Scythe uses a Naive Bayesian approach to classify contaminant substrings in sequence reads. It considers quality information, which can make it robust in picking out 3'-end adapters, which often include poor quality bases.
scythe -a adapter_file.fasta -o trimmed_sequences.fasta sequences.fastq
By default, the prior contamination rate is 0.05. This can be changed (and one is encouraged to do so!) with:
scythe -a adapter_file.fasta -p 0.1 -o trimmed_sequences.fastq sequences.fastq
If you'd like to use standard out, it is recommended you use the --quiet
option:
scythe -a adapter_file.fasta --quiet sequences.fastq > trimmed_sequences.fastq
Also, more detailed output about matches can be obtained with:
scythe -a adapter_file.fasta -o trimmed_sequences.fastq -m matches.txt sequences.fastq
By default, Illumina's quality scheme (pipeline > 1.3) is used.

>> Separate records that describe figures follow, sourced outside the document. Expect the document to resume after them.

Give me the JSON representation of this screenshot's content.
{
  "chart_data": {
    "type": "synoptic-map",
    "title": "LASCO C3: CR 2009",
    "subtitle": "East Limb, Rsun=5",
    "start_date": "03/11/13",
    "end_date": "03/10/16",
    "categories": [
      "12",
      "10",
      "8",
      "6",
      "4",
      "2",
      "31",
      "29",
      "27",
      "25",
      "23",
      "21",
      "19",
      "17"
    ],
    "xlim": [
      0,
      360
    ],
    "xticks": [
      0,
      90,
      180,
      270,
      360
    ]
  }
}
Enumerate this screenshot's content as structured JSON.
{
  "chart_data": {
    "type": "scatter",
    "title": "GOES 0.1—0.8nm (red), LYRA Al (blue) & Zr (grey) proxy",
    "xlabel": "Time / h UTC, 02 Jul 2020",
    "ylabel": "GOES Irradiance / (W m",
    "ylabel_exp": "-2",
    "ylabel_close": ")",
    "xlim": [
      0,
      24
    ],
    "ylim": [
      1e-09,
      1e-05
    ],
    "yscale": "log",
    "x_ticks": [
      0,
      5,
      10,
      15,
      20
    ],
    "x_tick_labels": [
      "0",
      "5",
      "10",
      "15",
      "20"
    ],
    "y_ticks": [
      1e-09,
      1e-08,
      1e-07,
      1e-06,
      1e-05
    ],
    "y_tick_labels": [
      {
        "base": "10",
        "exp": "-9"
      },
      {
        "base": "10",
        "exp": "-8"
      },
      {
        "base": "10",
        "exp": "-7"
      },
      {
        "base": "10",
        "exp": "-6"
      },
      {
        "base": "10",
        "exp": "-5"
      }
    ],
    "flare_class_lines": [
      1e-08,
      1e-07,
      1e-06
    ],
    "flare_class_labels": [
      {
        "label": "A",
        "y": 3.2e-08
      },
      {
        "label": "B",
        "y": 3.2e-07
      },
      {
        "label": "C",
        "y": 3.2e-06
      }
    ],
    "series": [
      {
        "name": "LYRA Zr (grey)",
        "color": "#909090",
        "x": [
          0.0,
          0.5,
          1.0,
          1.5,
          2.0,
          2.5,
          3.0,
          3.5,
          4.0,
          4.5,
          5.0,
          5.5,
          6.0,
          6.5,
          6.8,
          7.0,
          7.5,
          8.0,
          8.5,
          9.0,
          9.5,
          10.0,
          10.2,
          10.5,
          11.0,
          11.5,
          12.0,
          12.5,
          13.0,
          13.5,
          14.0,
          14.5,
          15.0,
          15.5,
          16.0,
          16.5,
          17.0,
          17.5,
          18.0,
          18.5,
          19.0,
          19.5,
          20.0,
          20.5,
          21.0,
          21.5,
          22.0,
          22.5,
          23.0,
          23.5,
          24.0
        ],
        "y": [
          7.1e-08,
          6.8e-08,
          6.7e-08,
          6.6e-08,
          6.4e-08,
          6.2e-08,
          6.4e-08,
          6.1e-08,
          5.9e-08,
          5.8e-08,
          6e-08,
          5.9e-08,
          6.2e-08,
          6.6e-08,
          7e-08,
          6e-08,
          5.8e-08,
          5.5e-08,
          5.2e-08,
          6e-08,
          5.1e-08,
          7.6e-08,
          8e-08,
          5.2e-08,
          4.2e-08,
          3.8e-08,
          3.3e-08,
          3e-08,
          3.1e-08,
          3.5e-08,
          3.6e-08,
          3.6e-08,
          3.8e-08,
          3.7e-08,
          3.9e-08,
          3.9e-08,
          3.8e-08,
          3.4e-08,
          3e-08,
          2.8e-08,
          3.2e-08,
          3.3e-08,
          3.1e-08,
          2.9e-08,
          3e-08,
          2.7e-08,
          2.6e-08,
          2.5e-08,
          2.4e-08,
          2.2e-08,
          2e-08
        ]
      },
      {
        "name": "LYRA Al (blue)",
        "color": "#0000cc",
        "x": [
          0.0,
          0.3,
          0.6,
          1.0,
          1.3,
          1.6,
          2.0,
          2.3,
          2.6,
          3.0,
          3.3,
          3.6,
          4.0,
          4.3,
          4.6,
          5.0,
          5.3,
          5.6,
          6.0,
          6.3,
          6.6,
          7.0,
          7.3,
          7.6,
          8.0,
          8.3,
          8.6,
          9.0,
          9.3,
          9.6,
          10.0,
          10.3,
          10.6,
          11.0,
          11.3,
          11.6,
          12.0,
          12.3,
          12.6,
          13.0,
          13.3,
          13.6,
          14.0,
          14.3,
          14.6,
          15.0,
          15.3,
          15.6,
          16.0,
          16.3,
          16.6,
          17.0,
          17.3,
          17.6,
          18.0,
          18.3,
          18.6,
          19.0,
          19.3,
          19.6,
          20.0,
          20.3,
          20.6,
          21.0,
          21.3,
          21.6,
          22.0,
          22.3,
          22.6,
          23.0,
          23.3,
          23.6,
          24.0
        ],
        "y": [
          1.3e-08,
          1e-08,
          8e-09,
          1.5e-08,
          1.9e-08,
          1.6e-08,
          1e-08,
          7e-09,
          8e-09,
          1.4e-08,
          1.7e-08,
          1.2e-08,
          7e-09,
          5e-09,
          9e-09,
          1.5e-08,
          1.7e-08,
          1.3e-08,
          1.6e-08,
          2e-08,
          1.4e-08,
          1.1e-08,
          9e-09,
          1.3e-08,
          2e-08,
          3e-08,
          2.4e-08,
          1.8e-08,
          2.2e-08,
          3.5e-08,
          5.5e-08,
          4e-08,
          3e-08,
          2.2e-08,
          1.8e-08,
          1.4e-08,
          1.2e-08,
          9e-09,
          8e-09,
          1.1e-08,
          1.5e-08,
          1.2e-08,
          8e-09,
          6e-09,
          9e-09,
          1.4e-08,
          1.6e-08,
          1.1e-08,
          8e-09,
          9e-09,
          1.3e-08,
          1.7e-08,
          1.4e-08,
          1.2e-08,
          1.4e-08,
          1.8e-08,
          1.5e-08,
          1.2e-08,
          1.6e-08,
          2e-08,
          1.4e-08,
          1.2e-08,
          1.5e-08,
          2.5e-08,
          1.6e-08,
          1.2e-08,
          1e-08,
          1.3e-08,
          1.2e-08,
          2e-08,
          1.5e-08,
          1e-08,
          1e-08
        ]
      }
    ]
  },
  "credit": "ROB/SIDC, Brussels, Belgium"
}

Sanger or Solexa (pipeline < 1.3) qualities can be specified with -q
:
scythe -a adapter_file.fasta -q solexa -o trimmed_sequences.fastq sequences.fastq
Lastly, one can specify the minimum match length argument with -n
and the minimum length of sequence (discarded less than or equal to this parameter) to keep after trimming with -M
:
scythe -a adapter_file.fasta -n 0 -M 10 -o trimmed_sequences.fastq sequences.fastq
The default is 5. If this pre-processing is upstream of assembly on a very contaminated lane, decreasing this parameter could lead to very liberal trimming, i.e. of only a few bases.